Se pueden definir como actividades educativas sistemáticas no escolares cuya función es potenciar el desarrollo cultural y deportivo, contribuyendo a la formación integral del alumnado que las practica.
Las actividades extraescolares las encontramos dentro del ámbito de la educación no formal y pueden ser destinadas a reforzar la educación o a fomentar el ocio.
Nuestras hipótesis son:
- Los niños que realizan actividades extraescolares no disponen de tiempo suficiente para hacer los deberes y estudiar.
- Los niños prefieren realizar actividades extraescolares relacionadas con el ocio, mientras que los padres prefieren las actividades de refuerzo educativo.

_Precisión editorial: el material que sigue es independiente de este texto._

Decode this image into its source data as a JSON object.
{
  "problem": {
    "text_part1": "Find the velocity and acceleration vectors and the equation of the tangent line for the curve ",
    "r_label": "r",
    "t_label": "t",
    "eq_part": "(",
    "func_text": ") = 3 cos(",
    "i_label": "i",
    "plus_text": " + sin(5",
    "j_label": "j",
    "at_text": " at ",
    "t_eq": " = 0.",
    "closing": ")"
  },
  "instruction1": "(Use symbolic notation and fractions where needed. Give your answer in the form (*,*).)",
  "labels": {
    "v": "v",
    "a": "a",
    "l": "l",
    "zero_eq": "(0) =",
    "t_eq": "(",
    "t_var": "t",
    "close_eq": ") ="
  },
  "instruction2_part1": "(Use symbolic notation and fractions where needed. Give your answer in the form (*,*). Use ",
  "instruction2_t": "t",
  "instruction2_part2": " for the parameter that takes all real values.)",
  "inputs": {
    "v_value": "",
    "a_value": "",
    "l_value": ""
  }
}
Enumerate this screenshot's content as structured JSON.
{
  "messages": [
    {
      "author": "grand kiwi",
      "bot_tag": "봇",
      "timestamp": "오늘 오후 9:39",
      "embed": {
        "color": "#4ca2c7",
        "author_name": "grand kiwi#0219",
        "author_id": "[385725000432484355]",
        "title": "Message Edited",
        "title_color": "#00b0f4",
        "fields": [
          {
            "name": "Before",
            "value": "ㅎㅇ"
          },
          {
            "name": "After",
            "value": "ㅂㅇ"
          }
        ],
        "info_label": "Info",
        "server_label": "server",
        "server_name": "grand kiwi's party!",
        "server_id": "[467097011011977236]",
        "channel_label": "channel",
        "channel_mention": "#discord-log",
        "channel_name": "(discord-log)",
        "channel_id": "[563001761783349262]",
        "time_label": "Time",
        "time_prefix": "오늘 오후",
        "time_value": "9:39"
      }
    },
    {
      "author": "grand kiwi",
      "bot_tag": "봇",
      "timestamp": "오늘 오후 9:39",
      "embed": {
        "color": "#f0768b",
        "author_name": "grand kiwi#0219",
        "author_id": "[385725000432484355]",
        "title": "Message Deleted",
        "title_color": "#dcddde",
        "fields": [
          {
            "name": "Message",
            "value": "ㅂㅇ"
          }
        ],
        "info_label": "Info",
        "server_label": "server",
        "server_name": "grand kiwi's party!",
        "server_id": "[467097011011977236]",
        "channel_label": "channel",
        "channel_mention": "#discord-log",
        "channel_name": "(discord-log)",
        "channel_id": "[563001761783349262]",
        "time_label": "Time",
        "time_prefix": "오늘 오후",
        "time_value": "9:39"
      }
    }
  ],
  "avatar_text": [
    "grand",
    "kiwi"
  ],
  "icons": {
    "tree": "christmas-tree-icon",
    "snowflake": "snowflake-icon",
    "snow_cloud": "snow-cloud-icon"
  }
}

Para poder rechazar o confirmar nuestras hipótesis pasamos unos cuestionarios a una serie de niños y a sus respectivos padres, los cuáles fueron:

Una vez analizadas las encuestas, nuestra primera hipótesis tuvo que ser rechazada, aunque sin embargo a medida que los cursos son más elevados, menos tiempo tienen.
Otra cuestión estaba dirigida a los intereses de los mismos, en la que los alumnos y sus padres se veían enfrentados, es decir, los niños prefieren actividades de ocio y tiempo libre mientras que los padres se decantan más por las actividades de refuerzo educativo, por tanto queda demostrada nuestra segunda hipótesis.
A su vez, realizamos una entrevista a una profesora de Educación Primaria para poder contrastar los resultados obtenidos con la opinión de un profesional.
Una vez realizado el trabajo pudimos observar que en la mayoría de los casos los niños tenían tiempo tanto para hacer los deberes como para ir a diferentes clases extraescolares, pero, ¿tenían tiempo parea dedicarlo a la familia o a jugar?